Unfavourable energy mix, strong dependence on energy import, obsolete energy system and inefficiency in energy production and use are the main problems of the energy sector of North Macedonia. North Macedonia imports roughly a quarter of its annual electricity needs. Domestic energy production is based mainly on the low-quality domestic lignite, biomass and hydro.

The Boškov Most HPP aimed support North Macedonia's drive to improve the security and quality of its energy supplies, as well as promote renewable sources of energy generation. Once operational, the plant enabled the nation to reduce electricity imports and, in addition decrease the carbon intensity of North Macedonia's generation sector. It also supports North Macedonia to achieve its widely accepted objective of 20% energy production from renewable sources.
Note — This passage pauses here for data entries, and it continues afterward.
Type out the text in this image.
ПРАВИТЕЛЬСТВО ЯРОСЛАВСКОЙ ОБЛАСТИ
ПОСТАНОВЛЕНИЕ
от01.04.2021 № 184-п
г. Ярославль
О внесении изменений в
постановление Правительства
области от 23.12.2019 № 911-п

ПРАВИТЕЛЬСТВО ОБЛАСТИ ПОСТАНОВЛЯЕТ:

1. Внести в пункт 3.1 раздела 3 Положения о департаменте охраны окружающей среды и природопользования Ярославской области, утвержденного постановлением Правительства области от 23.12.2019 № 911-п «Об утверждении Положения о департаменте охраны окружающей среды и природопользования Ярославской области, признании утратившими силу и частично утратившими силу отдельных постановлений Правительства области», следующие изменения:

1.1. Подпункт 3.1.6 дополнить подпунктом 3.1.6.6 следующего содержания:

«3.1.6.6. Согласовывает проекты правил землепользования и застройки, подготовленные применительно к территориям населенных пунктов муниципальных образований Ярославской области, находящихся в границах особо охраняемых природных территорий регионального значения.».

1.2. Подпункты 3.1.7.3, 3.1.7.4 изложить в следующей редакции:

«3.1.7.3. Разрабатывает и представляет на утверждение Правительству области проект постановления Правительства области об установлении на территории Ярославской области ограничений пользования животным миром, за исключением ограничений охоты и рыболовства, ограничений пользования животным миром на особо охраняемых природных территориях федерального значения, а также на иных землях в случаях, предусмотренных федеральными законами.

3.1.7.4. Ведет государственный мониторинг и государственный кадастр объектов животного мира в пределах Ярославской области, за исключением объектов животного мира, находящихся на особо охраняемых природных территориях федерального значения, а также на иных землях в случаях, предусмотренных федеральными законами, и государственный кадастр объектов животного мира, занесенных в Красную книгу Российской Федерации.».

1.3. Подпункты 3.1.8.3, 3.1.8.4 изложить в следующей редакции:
Boškov Most HPP is conceived as a peaking power plant, operating near rated capacity around 5 hours daily during peak demand.

==Controversial issues==

===Environmental impact===

The Mavrovo National Park is one of the oldest national parks in Europe, famous for its pristine nature. The park hosts more than 1,000 different plant species. Trout species, wolves, bears and otters are an important part of the ecosystem. The park is also a centre of the remaining population of the Balkan Lynx, an endangered subspecies of the Eurasian Lynx. The territory where it moves is thus a critical habitat and represents an area where measures for protection and preservation of this species should be undertaken. Putting any additional stress on this source population may lead to the extinction of the species.

Boškov HPP is designed to produce peak energy which means that the water from Mala Reka river and its tributaries will be diverted into a reservoir and on demand released once a day. Aside from the fact that the entire valley will suffer from the diversion of the majority of its natural water supplies, it will also result in daily flushes, which have enormous negative impacts on biodiversity and species populations in the river sections below the HPP.

===Legal issues===

The Environmental impact assessment prepared for the project is lacking significant information vital for the precise and objective evaluation of the impact of the project on the environment, specifically data on the mammals in the project area and complete absence of the Balkan lynx from the study.

The project is also not in accordance with Law on Nature protection specifically with Article 74, which does not envisage the use of natural resources for energy as a part of national park management and Article 75 which lists the prohibited activities in the national park. Furthermore, the project is not in accordance with the following international conventions signed and ratified by the government of North Macedonia: Bern Convention, Bonn Convention and Convention on Biodiversity.

===Funding plan cancellation===

After over five years of campaigns against the Boskov Most project, CEE Bankwatch, along with its member groups, Macedonian center for environmental research and information, Eko-svest, and Macedonian environmental lawyer association, Front 21/42, finally welcomed the cancellation of the project. In 2015, just few days after the Berne Convention decision on Mavrovo, the World Bank withdrew its funds from the Lukovo Pole project, thus preventing the project from being realised.
It took the EBRD another year to cancel its EUR 65 million loan for Boškov Most as well, stating that it fully respects Bern Convention’s recommendation and believes that the project should be suspended.